The publication “Probing spatial locality in ionic liquids with the grand canonical adaptive resolution molecular dynamics technique (GC-AdResS) by the Theoretical and Mathematical Physics in Molecular Simulation group of the Freie Universität Berlin, lead by Prof.Luigi Delle Site, E-CAM partner, describes the use of the GC-AdResS molecular dynamics technique to test the spatial locality of the ionic liquid 1-ethyl 3-methyl imidazolium chloride liquid. The main aspect of GC-AdResS is the possibility to couple two simulation boxes together and combine the advantages of classical atomistic simulations with those from coarse gained simulations.

The publication post-print version is open access and can be downloaded directly from the Zenodo repository here. The publisher AIP version can be found at http://aip.scitation.org/doi/10.1063/1.5009066.

E-CAM currently runs a pilot project on the development of the GC-AdResS scheme and one of its goals is to develop a library or recipe with which GC-AdResS can be implemented in any MD Code. The current focus is to adjust the implemented version of GC-AdResS in GROMACS. The long-term goal of this project is to promote and stimulate the community to use it as a tool for multiscale simulations and analysis. More information about this pilot project can be found here.

Article

Title: Probing spatial locality in ionic liquids with the grand canonical adaptive resolution molecular dynamics technique

Authors:  B. Shadrack Jabes, C. Krekeler, R. Klein and L. Delle Site

Abstract: We employ the Grand Canonical Adaptive Resolution Simulation (GC-AdResS) molecular dynamics technique to test the spatial locality of the 1-ethyl 3-methyl imidazolium chloride liquid.
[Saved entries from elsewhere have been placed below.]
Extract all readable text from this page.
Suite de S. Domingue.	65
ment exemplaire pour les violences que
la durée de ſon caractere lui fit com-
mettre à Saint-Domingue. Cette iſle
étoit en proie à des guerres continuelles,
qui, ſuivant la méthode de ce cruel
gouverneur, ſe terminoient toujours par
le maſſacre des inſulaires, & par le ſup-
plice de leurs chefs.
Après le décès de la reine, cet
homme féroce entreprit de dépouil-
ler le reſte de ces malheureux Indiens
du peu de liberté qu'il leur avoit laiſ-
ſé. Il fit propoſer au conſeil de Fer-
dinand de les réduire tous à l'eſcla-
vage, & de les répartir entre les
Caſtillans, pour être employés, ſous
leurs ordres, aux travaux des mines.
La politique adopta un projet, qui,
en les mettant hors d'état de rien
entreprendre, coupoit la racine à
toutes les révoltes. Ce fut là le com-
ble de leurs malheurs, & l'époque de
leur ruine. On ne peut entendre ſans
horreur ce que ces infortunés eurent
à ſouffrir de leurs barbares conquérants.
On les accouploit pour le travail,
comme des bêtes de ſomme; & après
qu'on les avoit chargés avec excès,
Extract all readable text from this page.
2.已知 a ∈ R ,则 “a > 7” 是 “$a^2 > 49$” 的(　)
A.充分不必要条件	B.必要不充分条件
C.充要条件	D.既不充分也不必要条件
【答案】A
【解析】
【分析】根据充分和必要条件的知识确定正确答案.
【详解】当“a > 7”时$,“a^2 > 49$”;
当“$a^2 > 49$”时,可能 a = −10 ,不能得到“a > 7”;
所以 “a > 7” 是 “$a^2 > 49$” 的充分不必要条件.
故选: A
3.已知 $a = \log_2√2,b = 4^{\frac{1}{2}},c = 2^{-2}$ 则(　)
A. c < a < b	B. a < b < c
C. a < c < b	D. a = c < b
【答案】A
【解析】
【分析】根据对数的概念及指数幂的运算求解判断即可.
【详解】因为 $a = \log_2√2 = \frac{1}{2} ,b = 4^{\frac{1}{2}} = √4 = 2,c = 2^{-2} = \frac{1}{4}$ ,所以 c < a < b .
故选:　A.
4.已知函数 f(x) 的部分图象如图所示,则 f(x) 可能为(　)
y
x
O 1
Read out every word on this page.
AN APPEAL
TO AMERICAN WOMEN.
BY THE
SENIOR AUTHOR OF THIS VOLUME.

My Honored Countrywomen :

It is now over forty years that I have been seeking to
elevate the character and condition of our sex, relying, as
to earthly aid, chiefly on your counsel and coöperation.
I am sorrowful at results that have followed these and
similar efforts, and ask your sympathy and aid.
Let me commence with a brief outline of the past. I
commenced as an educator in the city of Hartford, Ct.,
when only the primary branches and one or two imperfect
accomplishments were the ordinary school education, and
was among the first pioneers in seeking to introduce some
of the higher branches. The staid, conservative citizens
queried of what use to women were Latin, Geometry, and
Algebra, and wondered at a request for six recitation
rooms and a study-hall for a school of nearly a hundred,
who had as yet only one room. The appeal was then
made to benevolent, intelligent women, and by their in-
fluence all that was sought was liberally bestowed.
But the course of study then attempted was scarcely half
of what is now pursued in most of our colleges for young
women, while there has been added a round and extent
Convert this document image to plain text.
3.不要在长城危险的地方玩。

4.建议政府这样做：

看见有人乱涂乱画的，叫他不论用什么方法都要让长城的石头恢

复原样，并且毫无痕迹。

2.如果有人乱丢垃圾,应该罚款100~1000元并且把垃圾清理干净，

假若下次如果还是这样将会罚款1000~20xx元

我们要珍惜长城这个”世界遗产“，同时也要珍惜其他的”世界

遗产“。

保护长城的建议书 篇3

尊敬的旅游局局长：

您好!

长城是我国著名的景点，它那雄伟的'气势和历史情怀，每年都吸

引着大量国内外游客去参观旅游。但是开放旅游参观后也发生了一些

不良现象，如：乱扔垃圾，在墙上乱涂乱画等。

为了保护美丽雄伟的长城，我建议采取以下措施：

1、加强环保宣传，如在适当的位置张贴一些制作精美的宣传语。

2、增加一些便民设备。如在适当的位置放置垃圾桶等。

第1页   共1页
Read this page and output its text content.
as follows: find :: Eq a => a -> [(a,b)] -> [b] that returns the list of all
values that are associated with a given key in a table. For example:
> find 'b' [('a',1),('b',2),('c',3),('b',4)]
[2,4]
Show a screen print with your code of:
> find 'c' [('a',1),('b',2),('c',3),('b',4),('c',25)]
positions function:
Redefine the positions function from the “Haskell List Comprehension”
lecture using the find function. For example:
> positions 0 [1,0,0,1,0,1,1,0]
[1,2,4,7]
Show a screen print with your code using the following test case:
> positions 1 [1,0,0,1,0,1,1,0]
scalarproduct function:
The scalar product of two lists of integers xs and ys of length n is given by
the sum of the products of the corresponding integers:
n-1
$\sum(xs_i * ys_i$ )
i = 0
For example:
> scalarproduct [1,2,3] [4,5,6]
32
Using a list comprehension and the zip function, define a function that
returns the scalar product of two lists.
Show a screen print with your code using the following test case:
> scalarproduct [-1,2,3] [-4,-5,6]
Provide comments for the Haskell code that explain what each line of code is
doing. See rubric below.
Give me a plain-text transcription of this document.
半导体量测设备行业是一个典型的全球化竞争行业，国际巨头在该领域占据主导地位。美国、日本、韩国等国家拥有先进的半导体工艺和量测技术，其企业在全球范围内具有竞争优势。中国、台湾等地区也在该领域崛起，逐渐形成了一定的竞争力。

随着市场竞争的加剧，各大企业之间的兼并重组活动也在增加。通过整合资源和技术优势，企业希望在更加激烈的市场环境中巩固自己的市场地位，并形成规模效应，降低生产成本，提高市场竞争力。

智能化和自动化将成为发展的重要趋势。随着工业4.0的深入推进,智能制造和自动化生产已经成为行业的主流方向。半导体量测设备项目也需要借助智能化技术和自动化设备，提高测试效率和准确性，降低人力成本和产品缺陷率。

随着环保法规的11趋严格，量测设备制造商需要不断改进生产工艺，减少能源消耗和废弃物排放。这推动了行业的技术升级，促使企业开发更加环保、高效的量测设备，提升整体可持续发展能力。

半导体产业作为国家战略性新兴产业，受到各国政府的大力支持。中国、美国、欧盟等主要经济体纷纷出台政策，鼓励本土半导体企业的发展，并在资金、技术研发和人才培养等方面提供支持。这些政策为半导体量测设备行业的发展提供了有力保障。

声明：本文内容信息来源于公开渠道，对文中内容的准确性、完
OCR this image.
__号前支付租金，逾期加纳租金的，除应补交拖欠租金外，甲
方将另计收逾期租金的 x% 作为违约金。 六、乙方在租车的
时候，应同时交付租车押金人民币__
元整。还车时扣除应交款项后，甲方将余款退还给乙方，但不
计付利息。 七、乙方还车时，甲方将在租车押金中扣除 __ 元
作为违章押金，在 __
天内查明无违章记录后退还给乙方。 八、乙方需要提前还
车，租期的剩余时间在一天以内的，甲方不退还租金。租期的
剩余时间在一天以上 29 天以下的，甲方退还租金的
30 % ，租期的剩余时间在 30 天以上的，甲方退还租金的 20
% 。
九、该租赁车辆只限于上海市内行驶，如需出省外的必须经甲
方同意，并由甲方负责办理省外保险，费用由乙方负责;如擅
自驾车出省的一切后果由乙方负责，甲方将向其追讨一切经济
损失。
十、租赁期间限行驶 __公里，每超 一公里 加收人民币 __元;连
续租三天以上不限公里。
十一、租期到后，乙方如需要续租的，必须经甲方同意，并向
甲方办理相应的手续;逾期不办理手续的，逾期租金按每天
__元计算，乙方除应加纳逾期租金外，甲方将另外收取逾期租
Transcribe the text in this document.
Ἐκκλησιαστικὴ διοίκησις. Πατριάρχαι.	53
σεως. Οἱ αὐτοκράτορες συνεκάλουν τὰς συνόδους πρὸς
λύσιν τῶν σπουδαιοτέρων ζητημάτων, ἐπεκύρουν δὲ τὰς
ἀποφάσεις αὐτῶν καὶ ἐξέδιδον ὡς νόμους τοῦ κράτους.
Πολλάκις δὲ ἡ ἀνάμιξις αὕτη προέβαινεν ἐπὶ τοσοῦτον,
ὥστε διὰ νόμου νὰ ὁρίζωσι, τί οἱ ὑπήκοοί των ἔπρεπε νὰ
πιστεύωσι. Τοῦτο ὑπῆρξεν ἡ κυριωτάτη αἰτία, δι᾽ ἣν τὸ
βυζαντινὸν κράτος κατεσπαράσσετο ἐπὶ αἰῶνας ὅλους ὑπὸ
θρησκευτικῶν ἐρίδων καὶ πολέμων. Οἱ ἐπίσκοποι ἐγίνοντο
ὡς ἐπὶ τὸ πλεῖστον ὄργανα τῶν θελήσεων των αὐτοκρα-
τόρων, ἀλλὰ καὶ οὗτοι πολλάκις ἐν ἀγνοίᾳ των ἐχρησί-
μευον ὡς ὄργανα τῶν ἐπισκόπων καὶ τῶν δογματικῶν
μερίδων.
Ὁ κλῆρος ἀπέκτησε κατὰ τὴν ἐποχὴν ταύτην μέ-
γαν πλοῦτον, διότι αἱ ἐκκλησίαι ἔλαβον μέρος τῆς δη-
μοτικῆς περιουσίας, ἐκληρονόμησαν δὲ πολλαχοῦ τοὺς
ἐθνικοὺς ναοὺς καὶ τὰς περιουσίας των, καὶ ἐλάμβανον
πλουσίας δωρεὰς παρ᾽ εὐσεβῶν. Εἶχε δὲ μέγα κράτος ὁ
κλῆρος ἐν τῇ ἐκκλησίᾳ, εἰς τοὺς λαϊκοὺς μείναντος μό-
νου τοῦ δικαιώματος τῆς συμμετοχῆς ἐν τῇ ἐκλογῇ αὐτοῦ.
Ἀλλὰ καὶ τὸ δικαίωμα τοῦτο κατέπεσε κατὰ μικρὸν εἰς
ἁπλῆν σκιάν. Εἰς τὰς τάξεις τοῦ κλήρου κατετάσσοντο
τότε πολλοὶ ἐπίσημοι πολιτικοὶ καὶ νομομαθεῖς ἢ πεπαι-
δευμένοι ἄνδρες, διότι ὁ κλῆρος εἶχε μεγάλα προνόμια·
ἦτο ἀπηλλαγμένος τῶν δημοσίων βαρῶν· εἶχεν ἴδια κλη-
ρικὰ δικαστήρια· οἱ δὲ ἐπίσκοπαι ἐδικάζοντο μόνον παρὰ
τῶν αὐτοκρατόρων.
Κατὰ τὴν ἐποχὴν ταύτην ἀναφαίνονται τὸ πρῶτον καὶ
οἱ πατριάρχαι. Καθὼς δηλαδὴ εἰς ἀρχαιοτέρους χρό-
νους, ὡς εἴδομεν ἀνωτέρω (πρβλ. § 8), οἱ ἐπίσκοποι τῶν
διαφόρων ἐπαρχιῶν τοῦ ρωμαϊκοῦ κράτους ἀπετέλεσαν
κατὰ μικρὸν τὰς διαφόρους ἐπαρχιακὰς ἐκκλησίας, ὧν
In GC-AdResS, atomistic details are kept only in an open sub-region of the system while the environment is treated at coarse-grained level; thus, if spatial quantities calculated in such a sub-region agree with the equivalent quantities calculated in a full atomistic simulation, then the atomistic degrees of freedom outside the sub-region play a negligible role. The size of the sub-region fixes the degree of spatial locality of a certain quantity. We show that even for sub-regions whose radius corresponds to the size of a few molecules, spatial properties are reasonably reproduced thus suggesting a higher degree of spatial locality, a hypothesis put forward also by other researchers and that seems to play an important role for the characterization of fundamental properties of a large class of ionic liquids.